立教大学では経営学部に所属しています。ACEプログラムではソウル大学校とシンガポール国立大学に留学し、経営学以外の多様な授業を履修しました。

ソウル大学校では、これまで学びたかったけれども学べなかったスポーツ、フィルムアート、脳科学などの未知の分野にチャレンジしました。特に印象に残っているのは「Economic Geography」の授業です。世界経済を産業や政策、人の移動から捉え、日本が世界に与えてきた影響や、日本が抱える問題を他国の視点で考えることができ、大変有意義な時間となりました。

学生交流の中で最も印象に残っているのは、現地の学生が留学生をサポートしてくれる「SNU BUDDY」という学生団体での活動です。現地生や留学生と一緒に観光地に行ったり、韓国文化を体験したりしました。欧米からの留学生たちと政治や宗教といったテーマで深い話ができたことも貴重な経験になりました。
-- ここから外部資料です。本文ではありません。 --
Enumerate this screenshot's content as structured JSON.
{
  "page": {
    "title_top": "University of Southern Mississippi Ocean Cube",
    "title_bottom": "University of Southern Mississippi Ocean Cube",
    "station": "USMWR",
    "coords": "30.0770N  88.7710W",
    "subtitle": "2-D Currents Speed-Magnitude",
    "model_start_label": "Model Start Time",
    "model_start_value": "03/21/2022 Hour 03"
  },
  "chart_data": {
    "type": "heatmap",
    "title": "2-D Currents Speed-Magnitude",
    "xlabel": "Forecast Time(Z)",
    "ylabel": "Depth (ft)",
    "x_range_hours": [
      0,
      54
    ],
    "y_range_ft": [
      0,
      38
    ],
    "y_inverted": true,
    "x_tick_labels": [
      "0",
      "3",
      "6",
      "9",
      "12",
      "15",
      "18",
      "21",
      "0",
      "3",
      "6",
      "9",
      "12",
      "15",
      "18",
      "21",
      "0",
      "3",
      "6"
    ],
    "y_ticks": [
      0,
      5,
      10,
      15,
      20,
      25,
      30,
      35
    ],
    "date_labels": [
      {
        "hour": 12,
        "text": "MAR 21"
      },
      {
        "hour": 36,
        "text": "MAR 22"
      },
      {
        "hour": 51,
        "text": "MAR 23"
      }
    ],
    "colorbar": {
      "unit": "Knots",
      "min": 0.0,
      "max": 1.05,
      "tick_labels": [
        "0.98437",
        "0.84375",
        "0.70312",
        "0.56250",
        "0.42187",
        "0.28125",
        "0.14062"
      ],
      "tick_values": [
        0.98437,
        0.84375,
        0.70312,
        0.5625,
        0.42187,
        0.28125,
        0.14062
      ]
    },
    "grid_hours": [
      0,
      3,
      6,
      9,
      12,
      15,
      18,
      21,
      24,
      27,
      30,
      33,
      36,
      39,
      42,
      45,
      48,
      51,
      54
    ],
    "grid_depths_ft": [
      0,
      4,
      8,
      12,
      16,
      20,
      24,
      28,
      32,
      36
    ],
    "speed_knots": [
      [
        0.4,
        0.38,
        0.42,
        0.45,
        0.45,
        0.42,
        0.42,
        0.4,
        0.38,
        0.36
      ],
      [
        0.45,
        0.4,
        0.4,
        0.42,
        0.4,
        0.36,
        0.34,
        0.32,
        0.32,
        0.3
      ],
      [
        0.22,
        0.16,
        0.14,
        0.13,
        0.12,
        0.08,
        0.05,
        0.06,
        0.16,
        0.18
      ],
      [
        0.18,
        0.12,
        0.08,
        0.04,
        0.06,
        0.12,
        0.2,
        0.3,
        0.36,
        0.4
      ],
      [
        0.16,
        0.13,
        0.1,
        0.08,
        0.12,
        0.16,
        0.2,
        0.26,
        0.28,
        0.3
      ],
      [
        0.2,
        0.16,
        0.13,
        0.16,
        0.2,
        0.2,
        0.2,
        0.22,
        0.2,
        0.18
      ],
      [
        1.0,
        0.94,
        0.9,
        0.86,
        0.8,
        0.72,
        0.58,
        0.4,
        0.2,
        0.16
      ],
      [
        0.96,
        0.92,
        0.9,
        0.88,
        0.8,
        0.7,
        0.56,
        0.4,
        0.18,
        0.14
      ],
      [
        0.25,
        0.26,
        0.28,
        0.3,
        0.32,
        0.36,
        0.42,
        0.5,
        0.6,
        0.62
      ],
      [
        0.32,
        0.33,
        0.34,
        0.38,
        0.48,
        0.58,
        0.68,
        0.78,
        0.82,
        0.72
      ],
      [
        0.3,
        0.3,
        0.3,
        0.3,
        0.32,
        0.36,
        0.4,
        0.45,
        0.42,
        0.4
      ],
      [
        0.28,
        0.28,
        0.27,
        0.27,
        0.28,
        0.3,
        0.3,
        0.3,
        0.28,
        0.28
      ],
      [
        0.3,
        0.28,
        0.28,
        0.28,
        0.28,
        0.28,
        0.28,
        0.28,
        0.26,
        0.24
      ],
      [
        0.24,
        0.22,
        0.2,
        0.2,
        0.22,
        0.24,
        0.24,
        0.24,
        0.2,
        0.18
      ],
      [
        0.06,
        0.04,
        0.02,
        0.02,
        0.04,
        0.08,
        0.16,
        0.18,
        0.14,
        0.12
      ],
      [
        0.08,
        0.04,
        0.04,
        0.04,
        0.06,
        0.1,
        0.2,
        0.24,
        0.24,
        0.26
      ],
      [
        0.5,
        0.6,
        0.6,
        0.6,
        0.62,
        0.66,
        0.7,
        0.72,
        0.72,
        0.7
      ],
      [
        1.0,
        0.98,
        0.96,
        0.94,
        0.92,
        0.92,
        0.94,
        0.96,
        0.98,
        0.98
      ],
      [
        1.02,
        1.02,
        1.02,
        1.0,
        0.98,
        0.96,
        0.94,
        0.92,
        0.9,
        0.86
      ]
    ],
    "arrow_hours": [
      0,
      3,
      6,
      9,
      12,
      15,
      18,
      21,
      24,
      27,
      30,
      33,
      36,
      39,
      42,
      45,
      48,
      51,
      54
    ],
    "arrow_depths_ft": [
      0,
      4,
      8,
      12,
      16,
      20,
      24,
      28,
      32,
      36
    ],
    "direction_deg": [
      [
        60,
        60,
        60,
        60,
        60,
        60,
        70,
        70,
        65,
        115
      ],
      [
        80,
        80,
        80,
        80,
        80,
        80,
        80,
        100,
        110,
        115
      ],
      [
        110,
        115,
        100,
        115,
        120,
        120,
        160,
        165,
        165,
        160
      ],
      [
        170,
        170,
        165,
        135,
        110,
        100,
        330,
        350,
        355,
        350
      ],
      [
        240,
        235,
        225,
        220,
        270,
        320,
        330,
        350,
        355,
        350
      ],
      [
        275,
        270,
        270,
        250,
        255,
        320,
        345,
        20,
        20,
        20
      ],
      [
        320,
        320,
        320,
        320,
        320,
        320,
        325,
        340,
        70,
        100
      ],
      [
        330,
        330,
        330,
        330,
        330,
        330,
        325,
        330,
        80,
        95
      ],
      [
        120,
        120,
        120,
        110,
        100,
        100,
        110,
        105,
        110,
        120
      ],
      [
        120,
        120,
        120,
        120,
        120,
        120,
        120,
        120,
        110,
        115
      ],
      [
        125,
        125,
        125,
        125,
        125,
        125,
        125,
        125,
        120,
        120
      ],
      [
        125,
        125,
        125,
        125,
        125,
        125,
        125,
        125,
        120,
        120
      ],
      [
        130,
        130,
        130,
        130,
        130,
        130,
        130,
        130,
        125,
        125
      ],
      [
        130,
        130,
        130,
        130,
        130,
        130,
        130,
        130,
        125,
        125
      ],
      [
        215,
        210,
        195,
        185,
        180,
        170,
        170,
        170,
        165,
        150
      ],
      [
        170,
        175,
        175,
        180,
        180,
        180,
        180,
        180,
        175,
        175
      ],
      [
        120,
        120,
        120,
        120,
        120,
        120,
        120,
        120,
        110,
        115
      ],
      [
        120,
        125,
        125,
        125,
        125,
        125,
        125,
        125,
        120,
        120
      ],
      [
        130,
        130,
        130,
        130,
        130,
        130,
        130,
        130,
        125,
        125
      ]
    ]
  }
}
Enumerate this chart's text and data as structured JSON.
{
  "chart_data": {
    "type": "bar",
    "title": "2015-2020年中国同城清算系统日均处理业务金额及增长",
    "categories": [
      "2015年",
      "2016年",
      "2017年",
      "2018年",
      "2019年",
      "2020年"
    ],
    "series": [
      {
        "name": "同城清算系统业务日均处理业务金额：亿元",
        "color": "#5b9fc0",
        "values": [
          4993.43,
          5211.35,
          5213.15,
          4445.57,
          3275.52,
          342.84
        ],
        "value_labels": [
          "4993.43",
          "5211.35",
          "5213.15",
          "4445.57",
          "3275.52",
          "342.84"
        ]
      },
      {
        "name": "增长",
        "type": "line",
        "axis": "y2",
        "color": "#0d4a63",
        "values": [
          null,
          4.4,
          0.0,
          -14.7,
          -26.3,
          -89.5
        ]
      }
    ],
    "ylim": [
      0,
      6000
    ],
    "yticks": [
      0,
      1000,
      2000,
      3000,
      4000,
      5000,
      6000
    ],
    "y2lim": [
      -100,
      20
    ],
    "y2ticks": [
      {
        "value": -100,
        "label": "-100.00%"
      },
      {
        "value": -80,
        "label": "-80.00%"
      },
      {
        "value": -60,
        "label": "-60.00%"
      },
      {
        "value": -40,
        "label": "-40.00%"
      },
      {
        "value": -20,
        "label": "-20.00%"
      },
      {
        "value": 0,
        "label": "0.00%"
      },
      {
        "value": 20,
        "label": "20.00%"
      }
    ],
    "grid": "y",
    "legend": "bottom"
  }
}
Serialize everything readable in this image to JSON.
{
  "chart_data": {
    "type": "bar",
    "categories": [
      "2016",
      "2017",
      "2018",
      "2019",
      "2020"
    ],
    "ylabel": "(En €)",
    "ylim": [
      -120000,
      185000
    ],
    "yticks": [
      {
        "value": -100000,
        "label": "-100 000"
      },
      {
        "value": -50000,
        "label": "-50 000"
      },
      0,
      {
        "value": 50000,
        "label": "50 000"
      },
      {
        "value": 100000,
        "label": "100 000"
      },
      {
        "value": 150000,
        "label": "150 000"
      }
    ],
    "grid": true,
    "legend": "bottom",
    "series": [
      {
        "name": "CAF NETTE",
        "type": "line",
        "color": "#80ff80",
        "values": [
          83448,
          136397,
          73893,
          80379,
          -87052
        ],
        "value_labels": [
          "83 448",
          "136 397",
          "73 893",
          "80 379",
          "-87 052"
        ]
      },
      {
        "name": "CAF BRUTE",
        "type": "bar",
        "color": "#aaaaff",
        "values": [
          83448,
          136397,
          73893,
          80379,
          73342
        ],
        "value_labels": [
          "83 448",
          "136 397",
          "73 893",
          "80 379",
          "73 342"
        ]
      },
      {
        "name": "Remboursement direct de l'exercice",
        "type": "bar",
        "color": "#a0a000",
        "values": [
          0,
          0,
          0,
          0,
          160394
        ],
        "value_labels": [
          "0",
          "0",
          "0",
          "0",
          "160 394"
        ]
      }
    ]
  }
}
シンガポール国立大学では、ソウル大学校で興味を抱いたフィルムアートをより深く学ぶため、「Documentary Filmmaking」や「Introduction to Poetry Writing」の授業を履修しました。「Documentary Filmmaking」の授業では、チームメンバーの家族が道教の葬儀のディレクターだったことから、そうしたニッチな分野の仕事に迫るドキュメンタリー映像を制作しました。実際に葬儀に出席し、納棺士の方々に取材した経験は、普段の学生生活では見えない世界を知る、貴重なものとなりました。

ACE Common Rubricの自己評価では、多くの項目で成長を実感しています。「Collaboration」については、ドキュメンタリー映像の制作を通して、自らチームを動かすリーダーシップが高まりました。また、「Consilience」に関しては、経営学以外の学問に多く触れたことで、物事を多角的な視点からとらえ、解像度を高める力が養われたと感じます。

私にとってリベラルアーツとは、知識の引き出しを増やして、自分の選択肢を広げることだと考えています。学業だけでなくキャリアや人生の幅を広げられる学問だと、留学を通して実感しました。

アジアの国々の成長や、日本が世界に与える影響を改めて実感したことから、卒業後はコンサルティング会社で、日本企業の持続的成長に貢献したいと考えています。残りの学生生活でも、資格取得や海外インターンシップにチャレンジしたいです。留学は手を伸ばした分だけチャンスを得られる機会です。後輩たちには、やりたいことを言葉にしながら、どんな機会にも思い切って飛び込んでほしいと思います。
※記事の内容は取材時点のものであり、最新の情報とは異なる場合があります。